Shakespeare apasionado es una película
del montón. No de cualquier montón, por cierto, sino de aquel que agrupa a ciertas
hiperproducciones puntillosamente elaboradas para alzarse con todos los Oscar. Y recaudar
muchos millones antes, y otros tantos después, de la entrega de las estatuillas. Que lo
haya conseguido fue nada más y nada menos que la gran triunfadora de la Noche de
los Oscar ilustra hasta qué punto se puede tornar patético este rito argentino,
que es internacional, de velar hasta las dos de la mañana, en día de semana, orejeando
tristes ternas (o quinternas) conocidas con antelación.
Pero también habla del creciente,
impune, escandaloso abismo que separa al arte cinematográfico de la desfachatada fiesta
montada por la "industria" con el proclamado fin de homenajear al
"espectáculo". A la consagración de esta obra decididamente menor (que es un
producto mayor) hay que sumarle el enojoso homenaje a Elia Kazan, alcahuete number one
del macarthismo, y la insólita aparición del general Colin Powell como introductor de
los films de tema bélico en competencia. Los capitanes de la industria, el chauvinismo,
una caradurez de mercachifles... los mejores actores del mundo, algunos de los mejores
directores... Una alianza peligrosa, espeluznante, lleva las riendas del negocio
cinematográfico a nivel mundial.
La idea original de Shakespeare
apasionado era para tener en cuenta. A diferencia de las numerosas obras de
Shakespeare que han sido cinematografiadas últimamente, el film hace del
escritor su personaje. Y lo convierte en el eje de un relato vagamente histórico, signado
por las desventuras de ese artista joven, poco menos que desconocido, que pugna por
estrenar una obra que finalmente será "Romeo y Julieta". El film parece sugerir
que el impulso, musa y/o motor de ese muchacho al que llaman Will (Joseph Fiennes) es
Viola De Lesseps (Gwyneth Paltrow), una especie de muchacha rica con tristeza. O con
inquietudes dramáticas, que canaliza tras fugar de palacio, inmiscuyéndose en
los ensayos que preside Will obligadamente disfrazada de varón, ya que las "buenas
costumbres" de la época marginaban a las damiselas de los escenarios.

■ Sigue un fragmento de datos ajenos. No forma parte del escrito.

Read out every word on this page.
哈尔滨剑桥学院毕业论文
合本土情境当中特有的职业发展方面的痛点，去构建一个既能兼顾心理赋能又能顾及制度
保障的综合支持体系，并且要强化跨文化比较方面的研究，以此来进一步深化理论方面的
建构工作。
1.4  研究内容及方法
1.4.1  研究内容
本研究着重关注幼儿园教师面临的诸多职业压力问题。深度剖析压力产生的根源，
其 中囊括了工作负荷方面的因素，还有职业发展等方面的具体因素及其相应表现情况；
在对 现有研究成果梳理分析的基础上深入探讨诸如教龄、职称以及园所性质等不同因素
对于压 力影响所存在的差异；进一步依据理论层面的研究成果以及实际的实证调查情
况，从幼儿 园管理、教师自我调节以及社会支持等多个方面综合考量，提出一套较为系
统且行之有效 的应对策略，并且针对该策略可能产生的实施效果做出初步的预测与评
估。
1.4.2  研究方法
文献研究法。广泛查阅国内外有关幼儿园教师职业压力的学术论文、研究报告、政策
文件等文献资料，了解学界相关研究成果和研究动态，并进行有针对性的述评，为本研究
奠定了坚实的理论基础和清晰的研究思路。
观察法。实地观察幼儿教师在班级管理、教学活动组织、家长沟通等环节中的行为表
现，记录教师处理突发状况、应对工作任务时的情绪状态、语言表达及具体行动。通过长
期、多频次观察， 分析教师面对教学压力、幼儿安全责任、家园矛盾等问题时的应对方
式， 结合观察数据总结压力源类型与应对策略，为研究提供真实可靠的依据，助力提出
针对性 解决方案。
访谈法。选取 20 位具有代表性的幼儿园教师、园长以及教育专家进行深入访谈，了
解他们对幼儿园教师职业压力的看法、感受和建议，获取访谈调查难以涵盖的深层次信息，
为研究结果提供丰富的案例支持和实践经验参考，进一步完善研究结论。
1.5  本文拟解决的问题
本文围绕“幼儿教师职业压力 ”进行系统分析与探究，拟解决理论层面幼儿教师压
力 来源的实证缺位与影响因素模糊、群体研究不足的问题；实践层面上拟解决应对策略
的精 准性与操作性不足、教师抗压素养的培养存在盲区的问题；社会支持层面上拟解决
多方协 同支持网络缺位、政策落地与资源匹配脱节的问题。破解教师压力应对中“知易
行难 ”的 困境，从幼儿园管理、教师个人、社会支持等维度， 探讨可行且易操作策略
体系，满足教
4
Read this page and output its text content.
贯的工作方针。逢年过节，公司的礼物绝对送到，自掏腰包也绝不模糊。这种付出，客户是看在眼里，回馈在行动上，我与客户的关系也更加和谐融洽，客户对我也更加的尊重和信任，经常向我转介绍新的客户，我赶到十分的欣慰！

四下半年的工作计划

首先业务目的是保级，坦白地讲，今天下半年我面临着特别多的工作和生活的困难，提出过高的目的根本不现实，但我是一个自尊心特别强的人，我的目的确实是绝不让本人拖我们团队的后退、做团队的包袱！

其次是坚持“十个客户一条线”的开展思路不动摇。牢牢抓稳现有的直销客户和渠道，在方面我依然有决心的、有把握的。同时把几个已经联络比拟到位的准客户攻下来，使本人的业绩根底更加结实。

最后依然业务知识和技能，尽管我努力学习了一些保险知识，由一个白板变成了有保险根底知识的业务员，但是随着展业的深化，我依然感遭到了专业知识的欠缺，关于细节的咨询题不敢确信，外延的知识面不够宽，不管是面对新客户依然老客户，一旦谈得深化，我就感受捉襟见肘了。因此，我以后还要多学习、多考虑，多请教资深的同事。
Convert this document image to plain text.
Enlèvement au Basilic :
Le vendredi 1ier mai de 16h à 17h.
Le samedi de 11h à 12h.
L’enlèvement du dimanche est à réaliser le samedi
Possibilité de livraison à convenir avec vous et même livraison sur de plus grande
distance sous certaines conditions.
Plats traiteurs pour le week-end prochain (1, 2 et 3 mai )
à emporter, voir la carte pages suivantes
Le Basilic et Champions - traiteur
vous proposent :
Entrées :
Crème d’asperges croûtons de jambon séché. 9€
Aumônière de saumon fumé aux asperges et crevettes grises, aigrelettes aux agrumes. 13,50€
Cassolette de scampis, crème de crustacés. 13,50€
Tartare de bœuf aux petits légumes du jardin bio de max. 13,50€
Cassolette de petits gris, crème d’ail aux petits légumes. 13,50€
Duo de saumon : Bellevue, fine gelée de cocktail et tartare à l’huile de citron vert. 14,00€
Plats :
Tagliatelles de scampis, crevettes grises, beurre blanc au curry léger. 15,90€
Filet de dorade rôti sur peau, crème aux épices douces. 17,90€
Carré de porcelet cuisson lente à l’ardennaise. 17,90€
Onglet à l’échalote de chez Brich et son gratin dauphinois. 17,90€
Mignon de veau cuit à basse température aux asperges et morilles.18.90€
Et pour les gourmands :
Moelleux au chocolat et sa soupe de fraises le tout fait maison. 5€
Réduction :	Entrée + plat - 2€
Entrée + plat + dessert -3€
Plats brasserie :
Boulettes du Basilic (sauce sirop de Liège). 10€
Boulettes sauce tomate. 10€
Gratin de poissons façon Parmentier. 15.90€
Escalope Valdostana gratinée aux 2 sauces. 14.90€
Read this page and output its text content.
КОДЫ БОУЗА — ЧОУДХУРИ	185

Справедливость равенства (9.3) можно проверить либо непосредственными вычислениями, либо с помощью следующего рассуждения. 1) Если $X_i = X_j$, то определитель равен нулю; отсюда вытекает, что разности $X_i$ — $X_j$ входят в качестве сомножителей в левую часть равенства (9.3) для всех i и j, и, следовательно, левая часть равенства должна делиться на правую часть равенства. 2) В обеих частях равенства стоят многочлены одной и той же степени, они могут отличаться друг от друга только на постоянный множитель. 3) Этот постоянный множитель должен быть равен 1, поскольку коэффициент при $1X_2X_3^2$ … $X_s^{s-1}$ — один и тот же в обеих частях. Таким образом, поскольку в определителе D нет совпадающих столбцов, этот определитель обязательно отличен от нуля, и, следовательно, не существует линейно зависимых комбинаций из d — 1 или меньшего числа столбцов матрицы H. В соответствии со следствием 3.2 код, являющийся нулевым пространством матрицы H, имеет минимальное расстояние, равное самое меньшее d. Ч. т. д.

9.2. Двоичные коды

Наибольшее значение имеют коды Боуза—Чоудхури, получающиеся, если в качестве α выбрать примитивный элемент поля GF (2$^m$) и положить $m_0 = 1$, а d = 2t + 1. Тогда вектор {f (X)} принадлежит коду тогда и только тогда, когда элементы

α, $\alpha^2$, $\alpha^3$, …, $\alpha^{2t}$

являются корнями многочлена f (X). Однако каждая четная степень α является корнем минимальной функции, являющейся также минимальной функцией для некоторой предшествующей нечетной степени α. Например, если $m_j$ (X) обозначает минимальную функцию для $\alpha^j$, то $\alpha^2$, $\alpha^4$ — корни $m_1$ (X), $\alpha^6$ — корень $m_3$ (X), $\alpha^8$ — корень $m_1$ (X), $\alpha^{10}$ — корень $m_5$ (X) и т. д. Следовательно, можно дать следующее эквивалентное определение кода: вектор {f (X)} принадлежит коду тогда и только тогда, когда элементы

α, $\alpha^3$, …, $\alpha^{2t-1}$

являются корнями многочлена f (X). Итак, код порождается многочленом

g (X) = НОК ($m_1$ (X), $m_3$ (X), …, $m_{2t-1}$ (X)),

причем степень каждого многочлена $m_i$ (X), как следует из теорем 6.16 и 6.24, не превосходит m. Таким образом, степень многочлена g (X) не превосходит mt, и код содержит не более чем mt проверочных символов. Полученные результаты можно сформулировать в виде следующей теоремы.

El romance naufraga por cuestión de
nula química, poca onda o como quiera llamársele: la oscarizada Paltrow lució
más atractiva y seductora y mucho en cualquiera de los títulos que
engrosaron su filmografía previa. Antes que nada, parece estar aquí para recitar sus
diálogos sin furcios y oficiar de lujosa percha para el vestuario diseñado por
Sandy Powell (¡otro Oscar!). A Fiennes se lo ve demasiado atareado en otras cosas (se la
pasa corriendo como si fuera un saltimbanqui) como para enamorarse. En realidad, la
frágil compenetración de Fiennes tampoco abona la credibilidad de sus compromisos
dramatúrgicos. La comedia fracasa más estruedosamente, al compás de un ejército de
chistes tibios, generalmente reciclados, apoyados en cuestiones de época (como la
hipocresía cortesana) que ya fueron largamente superadas, y anuladas, por el tiempo.
El recurrente travestismo de
Viola resulta francamente indigesto. Un absurdo bigotito y un corsé le alcanzan para
engañar a todo el mundo novio incluido aunque su identidad real salta a la
vista del espectador más miope. El contrapunto entre los ensayos de "Romeo y
Julieta" y su relación con Will, supuestamente reflejada en las alternativas de la
obra, no podía prosperar jamás: la manifiesta levedad del film que no hace reír
pero es insuperablemente light está en las antípodas de la amarga
tragedia de los enamorados célebres. La reina Isabel (Judi Dench, también contenta con
su Oscar) juega el papel de árbitro en cuestiones morales, sociales y amorosas. Y sus
fallos son tan ejemplares que Shakespeare apasionado bien podría pervivir en la
memoria como el último gran bodrio monárquico del siglo XX.